Will Johnstone is policy manager for Rethink Mental Illness, which improves the lives of people severely affected by mental illness through their network of local groups and services, expert information and successful campaigning.

When the Equality Act became law in 2010, disability was treated with a relatively broad brush. Some conditions were automatically treated as a disability, some were left out, and some were hardly mentioned. In what now seems like a glaring oversight, mental illness fell into the latter category.

The mental health and wellbeing agenda, exemplified in the recommendations of the Stevenson-Farmer Review and the excellent work of Time to Change social movement, the anti-stigma and discrimination campaign run in partnership by Mind and Rethink Mental Illness, has done a huge amount of good in raising awareness among employers of the actions they can undertake to improve wellbeing in their workplaces.

But for those of us who work with people most severely affected by mental illness, there's little evidence that this is improving the lives of people with schizophrenia, bipolar, or obsessive-compulsive disorder. That’s because these are conditions that cannot necessarily be improved with quiet spaces alone. The people with these conditions are often experts at managing them, but they're not always confident to talk to their employers or colleagues about them.

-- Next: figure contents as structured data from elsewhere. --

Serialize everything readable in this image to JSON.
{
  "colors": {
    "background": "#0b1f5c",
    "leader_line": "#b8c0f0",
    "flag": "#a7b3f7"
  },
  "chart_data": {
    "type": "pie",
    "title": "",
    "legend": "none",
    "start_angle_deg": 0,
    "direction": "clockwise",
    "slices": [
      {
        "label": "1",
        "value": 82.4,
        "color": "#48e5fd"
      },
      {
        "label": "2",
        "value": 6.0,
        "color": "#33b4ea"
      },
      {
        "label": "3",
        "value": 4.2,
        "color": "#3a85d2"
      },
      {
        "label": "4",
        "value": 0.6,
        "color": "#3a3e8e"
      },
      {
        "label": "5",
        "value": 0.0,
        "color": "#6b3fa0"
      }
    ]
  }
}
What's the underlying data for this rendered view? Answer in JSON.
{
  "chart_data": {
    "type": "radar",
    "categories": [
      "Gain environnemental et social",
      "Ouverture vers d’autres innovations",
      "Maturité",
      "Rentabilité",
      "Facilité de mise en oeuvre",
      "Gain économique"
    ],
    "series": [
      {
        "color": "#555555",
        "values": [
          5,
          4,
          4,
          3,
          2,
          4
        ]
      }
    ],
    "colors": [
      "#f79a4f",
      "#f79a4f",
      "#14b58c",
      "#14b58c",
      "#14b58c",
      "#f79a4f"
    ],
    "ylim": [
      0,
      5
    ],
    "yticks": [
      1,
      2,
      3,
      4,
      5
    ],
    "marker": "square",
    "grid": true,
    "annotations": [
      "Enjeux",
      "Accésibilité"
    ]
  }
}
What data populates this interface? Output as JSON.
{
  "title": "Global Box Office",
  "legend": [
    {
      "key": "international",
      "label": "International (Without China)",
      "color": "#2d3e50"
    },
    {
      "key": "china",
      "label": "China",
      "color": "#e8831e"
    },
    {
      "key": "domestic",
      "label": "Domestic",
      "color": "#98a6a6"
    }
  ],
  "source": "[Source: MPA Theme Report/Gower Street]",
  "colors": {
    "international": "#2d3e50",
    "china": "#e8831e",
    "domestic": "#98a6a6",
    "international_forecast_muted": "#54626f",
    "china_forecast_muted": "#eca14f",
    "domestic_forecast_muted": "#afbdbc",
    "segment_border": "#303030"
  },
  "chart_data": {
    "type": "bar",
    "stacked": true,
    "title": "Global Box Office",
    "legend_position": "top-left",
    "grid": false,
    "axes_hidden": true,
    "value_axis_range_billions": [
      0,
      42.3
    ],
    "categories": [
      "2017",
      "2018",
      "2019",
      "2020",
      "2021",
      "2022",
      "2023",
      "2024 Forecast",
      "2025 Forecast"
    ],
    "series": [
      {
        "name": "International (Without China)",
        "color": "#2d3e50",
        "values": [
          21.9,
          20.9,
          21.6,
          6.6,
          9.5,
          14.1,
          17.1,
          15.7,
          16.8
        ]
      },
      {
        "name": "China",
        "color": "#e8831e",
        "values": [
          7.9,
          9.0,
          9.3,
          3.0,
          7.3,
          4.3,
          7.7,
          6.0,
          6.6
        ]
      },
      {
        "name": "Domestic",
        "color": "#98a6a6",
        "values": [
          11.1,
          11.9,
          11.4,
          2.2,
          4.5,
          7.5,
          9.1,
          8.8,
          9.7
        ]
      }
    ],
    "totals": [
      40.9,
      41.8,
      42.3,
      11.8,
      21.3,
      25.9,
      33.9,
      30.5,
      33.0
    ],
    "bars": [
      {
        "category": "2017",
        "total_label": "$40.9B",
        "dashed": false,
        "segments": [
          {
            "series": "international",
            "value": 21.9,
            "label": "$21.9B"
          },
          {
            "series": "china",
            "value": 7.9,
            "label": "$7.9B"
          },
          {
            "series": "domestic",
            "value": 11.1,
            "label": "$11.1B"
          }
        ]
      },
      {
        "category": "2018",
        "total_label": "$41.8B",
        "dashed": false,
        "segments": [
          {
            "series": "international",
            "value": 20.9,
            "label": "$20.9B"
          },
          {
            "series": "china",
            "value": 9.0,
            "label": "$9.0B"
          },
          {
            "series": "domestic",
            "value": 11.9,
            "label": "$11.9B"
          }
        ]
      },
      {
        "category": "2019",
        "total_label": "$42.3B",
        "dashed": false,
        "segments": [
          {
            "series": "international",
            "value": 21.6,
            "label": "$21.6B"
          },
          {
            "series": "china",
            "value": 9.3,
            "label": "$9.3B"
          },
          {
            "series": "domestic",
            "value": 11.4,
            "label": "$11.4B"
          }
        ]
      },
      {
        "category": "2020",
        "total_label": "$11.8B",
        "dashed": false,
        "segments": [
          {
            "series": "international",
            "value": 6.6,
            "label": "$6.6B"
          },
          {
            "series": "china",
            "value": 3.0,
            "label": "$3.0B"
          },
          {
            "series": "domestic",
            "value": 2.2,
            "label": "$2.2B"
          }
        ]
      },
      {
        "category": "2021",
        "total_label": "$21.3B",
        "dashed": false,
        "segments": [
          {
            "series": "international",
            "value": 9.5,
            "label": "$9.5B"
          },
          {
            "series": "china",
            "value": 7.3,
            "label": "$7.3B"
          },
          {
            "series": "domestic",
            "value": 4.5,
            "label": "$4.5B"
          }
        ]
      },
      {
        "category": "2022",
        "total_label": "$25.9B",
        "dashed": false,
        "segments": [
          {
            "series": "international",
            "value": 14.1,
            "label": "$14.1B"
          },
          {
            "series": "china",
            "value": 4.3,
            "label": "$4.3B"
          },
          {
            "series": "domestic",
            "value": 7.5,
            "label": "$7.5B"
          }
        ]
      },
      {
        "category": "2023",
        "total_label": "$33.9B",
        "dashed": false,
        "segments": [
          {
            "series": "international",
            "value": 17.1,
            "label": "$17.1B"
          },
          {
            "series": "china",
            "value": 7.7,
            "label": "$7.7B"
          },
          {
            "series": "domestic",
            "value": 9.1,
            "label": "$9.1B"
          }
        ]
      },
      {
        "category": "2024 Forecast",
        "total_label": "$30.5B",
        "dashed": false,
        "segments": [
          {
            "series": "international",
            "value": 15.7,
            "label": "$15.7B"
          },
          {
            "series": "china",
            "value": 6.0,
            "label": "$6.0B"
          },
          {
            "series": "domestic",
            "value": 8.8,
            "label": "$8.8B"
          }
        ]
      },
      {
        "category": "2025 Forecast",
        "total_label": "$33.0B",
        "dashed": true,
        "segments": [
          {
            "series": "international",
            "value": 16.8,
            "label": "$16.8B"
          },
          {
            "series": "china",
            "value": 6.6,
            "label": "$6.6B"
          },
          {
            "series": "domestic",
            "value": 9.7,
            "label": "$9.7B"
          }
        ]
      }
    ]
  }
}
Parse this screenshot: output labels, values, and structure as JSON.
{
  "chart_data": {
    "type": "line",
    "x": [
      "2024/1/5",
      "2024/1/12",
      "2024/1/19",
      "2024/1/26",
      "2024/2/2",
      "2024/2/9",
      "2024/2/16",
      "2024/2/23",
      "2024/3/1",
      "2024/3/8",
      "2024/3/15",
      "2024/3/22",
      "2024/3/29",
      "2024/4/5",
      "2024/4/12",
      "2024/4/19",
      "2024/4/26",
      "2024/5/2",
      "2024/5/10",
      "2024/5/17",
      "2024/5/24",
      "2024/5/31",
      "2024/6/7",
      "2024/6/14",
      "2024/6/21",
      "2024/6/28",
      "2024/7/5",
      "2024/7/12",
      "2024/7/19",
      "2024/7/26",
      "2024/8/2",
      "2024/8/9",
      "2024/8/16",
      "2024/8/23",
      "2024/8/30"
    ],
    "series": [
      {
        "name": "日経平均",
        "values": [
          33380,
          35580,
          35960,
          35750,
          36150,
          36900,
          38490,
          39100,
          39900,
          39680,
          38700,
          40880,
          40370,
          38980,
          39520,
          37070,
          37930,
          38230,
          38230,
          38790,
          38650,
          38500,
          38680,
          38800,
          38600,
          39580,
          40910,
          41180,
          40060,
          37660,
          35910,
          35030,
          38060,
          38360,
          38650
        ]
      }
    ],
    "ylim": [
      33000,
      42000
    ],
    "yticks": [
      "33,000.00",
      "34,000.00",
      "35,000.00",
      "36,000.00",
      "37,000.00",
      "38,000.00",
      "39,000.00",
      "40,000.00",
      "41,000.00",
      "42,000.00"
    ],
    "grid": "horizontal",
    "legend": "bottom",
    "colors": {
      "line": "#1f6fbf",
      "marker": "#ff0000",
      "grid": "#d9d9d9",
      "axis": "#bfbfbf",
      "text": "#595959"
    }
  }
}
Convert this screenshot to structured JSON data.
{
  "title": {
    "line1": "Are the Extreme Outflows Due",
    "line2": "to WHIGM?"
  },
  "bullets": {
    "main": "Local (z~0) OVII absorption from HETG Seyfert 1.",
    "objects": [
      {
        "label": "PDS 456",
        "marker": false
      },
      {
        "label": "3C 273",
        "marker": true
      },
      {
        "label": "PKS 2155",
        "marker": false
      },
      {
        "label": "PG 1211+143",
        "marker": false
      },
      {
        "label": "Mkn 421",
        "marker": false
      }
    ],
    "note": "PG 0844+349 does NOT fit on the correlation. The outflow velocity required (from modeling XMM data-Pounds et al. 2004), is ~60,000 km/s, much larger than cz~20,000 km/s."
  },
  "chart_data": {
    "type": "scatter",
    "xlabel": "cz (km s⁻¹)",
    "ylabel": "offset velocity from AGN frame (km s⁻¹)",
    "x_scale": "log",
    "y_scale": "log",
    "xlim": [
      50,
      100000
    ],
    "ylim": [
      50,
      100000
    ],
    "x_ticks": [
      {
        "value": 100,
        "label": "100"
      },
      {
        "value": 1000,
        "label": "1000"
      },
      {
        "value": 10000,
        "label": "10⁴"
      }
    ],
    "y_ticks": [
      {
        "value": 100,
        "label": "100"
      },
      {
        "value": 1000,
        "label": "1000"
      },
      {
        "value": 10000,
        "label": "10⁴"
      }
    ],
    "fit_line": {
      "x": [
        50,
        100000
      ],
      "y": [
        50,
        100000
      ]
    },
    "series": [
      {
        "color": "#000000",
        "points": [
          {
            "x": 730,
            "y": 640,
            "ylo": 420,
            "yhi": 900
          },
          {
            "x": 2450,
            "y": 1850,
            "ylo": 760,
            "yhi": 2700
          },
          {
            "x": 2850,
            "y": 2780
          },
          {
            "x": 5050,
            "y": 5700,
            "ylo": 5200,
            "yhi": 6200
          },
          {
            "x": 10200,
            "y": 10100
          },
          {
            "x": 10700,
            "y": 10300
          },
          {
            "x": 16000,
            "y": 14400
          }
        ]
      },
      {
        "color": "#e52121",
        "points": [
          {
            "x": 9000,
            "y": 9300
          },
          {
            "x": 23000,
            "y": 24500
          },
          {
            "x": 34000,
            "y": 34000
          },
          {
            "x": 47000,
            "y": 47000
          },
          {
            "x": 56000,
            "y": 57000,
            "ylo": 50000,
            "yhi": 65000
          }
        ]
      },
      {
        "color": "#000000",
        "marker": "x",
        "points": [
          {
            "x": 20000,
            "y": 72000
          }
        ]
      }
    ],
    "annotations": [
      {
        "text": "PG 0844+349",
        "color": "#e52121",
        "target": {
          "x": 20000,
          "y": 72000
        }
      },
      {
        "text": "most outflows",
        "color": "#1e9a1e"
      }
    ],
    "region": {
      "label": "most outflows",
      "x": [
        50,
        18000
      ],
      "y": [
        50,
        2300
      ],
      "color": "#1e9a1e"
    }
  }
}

Disclosure is a vital step towards raising awareness of any disability, and toward providing the necessary reasonable adjustments at work to enable employees to do their jobs. Disclosure helps employers to get the most out of their staff, and to be confident that they're following best practice. But at Rethink Mental Illness we've engaged with people who have not felt comfortable disclosing their conditions, or who have experienced direct or indirect discrimination when they have done so. This has meant that their work has contributed to worsening their mental illness, and too often causes a crisis.

The best examples we've encountered are in workplaces where disclosure is encouraged (from the top down), and a clear process exists for supporting employees severely affected by mental illness to access the reasonable adjustments they need to perform well. Workplaces where employers understand that people severely affected by mental illness have varied needs, and have good days and bad days. Where people are supported when they're at their most unwell, and their work is tailored to their mental health.

These examples are not dissimilar from the visions presented by the Stevenson-Farmer Review, and that gives us hope. Society has come a long way in understanding and respecting mental illnesses as disabilities, even in the 10 years since the Equality Act commenced. It's clear that there's a further journey to be undertaken with regard to severe mental illness, but we're in a better position to start it than we were a decade ago.